L’ère de la modernisation agricole

« En Arabie Saoudite, 80% des besoins alimentaires sont importés. Le pays est entré dans une phase d’intense modernisation agricole et ses besoins ne cessent de s’accentuer », confirme Mohamed Mourchid, Adjoint AgroTech pour Business France en charge du Moyen-Orient. De fait, après trente années de course à l’autosuffisance alimentaire portée par les pouvoirs publics, l’Arabie Saoudite affiche désormais des ambitions plus ciblées sur certaines denrées pour limiter la pression (désormais arrivée à terme) sur les nappes phréatiques. « La population ne cesse de croître[1] et l’Arabie Saoudite souhaiterait réduire sa dépendance par rapport au pétrole et donc diversifier son économie comme l’a exprimé le prince Ben Salmane à travers son programme Vision 2030. Le pays n’a pas d’autre choix que de diversifier ses cultures et moderniser l’appareil agricole » ajoute Mohamed Mourchid.

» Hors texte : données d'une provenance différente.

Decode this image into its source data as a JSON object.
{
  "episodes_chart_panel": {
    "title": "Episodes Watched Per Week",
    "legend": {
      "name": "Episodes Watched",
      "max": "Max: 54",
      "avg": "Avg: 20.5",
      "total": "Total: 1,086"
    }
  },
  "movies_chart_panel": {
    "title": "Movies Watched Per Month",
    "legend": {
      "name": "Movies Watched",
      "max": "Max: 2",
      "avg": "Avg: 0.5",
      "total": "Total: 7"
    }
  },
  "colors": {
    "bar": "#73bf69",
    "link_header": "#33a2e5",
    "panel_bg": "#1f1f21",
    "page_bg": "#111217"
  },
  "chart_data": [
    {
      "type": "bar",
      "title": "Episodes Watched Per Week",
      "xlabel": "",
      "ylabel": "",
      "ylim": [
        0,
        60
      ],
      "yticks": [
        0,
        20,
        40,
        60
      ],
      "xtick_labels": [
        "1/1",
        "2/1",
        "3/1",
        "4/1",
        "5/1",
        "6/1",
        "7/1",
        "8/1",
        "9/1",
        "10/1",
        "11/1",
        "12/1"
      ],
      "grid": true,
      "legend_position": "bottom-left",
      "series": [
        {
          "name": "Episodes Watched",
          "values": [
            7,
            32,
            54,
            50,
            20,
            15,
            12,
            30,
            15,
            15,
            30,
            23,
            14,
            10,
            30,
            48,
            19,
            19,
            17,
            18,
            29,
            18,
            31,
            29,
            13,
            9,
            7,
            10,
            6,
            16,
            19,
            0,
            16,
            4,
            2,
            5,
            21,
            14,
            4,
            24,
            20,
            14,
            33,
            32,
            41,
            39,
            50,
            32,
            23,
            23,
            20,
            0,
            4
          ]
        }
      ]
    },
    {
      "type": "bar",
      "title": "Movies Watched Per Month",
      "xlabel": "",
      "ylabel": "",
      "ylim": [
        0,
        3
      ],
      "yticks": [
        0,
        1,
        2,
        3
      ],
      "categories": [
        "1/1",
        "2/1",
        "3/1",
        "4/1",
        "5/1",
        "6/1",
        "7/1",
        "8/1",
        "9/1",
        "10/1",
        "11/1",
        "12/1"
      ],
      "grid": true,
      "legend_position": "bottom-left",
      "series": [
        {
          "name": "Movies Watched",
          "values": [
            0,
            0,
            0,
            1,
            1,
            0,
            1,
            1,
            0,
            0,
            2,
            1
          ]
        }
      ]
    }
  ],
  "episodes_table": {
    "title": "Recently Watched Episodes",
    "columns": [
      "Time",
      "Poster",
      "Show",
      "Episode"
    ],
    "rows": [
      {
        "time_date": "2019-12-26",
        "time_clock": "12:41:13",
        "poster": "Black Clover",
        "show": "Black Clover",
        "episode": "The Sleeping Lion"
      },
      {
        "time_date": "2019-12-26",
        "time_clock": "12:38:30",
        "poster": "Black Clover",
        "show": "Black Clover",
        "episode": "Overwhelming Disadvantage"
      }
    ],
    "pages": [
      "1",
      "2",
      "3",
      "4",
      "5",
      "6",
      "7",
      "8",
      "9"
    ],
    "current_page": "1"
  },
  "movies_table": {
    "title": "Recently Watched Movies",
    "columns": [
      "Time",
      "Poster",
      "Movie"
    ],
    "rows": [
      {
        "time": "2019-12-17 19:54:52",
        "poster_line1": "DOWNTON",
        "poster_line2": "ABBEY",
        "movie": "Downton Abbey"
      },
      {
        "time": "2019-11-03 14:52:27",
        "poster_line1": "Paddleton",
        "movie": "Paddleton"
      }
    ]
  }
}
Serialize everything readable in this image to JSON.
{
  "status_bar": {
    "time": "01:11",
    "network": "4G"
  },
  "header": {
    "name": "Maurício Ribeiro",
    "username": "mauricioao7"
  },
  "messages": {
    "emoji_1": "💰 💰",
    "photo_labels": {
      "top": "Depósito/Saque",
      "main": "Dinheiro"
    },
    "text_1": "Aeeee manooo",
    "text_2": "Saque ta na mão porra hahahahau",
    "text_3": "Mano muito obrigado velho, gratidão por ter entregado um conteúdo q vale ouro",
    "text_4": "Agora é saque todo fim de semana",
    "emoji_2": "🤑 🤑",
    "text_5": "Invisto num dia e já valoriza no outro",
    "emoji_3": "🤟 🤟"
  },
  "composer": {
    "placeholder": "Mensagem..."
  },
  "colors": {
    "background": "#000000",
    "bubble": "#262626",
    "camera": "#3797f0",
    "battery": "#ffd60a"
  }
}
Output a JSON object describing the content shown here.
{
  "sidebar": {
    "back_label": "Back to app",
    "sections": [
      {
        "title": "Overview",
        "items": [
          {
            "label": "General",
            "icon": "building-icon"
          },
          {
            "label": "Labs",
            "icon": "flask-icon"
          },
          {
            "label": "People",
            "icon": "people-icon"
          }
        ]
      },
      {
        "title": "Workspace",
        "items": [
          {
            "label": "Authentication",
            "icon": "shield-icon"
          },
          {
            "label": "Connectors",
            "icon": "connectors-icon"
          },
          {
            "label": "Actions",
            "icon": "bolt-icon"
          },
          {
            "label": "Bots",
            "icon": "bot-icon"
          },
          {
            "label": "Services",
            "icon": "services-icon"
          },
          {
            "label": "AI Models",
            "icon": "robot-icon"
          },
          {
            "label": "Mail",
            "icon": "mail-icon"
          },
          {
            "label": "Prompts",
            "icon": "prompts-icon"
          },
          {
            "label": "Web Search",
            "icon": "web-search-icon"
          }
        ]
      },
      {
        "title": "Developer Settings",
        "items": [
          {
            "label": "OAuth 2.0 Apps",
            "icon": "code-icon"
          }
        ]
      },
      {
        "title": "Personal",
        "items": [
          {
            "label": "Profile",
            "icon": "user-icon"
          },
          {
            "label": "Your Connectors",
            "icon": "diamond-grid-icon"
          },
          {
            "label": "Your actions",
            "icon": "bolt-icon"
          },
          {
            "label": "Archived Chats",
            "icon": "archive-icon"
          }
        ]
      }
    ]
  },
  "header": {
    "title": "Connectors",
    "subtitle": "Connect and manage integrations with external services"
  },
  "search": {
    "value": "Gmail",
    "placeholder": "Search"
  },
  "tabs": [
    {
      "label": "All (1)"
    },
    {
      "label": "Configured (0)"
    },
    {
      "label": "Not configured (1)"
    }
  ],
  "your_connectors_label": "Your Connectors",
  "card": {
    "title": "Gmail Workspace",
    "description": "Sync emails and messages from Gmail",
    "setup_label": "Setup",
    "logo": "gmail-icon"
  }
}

 Dans le cadre du Plan de Transformation Nationale (NTP) et du programme Vision 2030, le marché des équipements en Arabie Saoudite devrait connaître une croissance de plus de 3% sur la période 2016-2021, tandis que les initiatives visant à réduire la consommation d'eau devraient permettre au pays de s'appuyer davantage sur les importations de céréales et de fourrage en raison de l’arrêt de la production locale et de la demande intérieure croissante.

  

4 secteurs prioritaires : élevage bovin, avicole, aquaculture, pêche

Les segments cibles sont clairement identifiés : « Outre la production laitière qui concentre une grande part de l’attention des pouvoirs publics et notamment de la Saudi Food and Drug Authority (SFDA)[2], la production avicole est également encouragée. Dans ce domaine, le gouvernement souhaiterait multiplier par deux la production locale d’ici 2020 », précise Mohamed Mourchid. Et ce n’est pas tout… : en matière d’aquaculture, les objectifs affichés atteignent 1 million de tonnes d’ici 2030, tandis que l’on parle de 1,3 million de tonnes pour le secteur pêche (de nouveaux ports sont en construction).

Le premier symptôme de ce changement ? La constitution de réserves budgétaires importantes au sein du Fonds de Développement pour l’Agriculture – on estime la dotation totale à 50 milliards d’euros délivrés sous forme de prêts à taux zéro ou d’aides directes aux entreprises.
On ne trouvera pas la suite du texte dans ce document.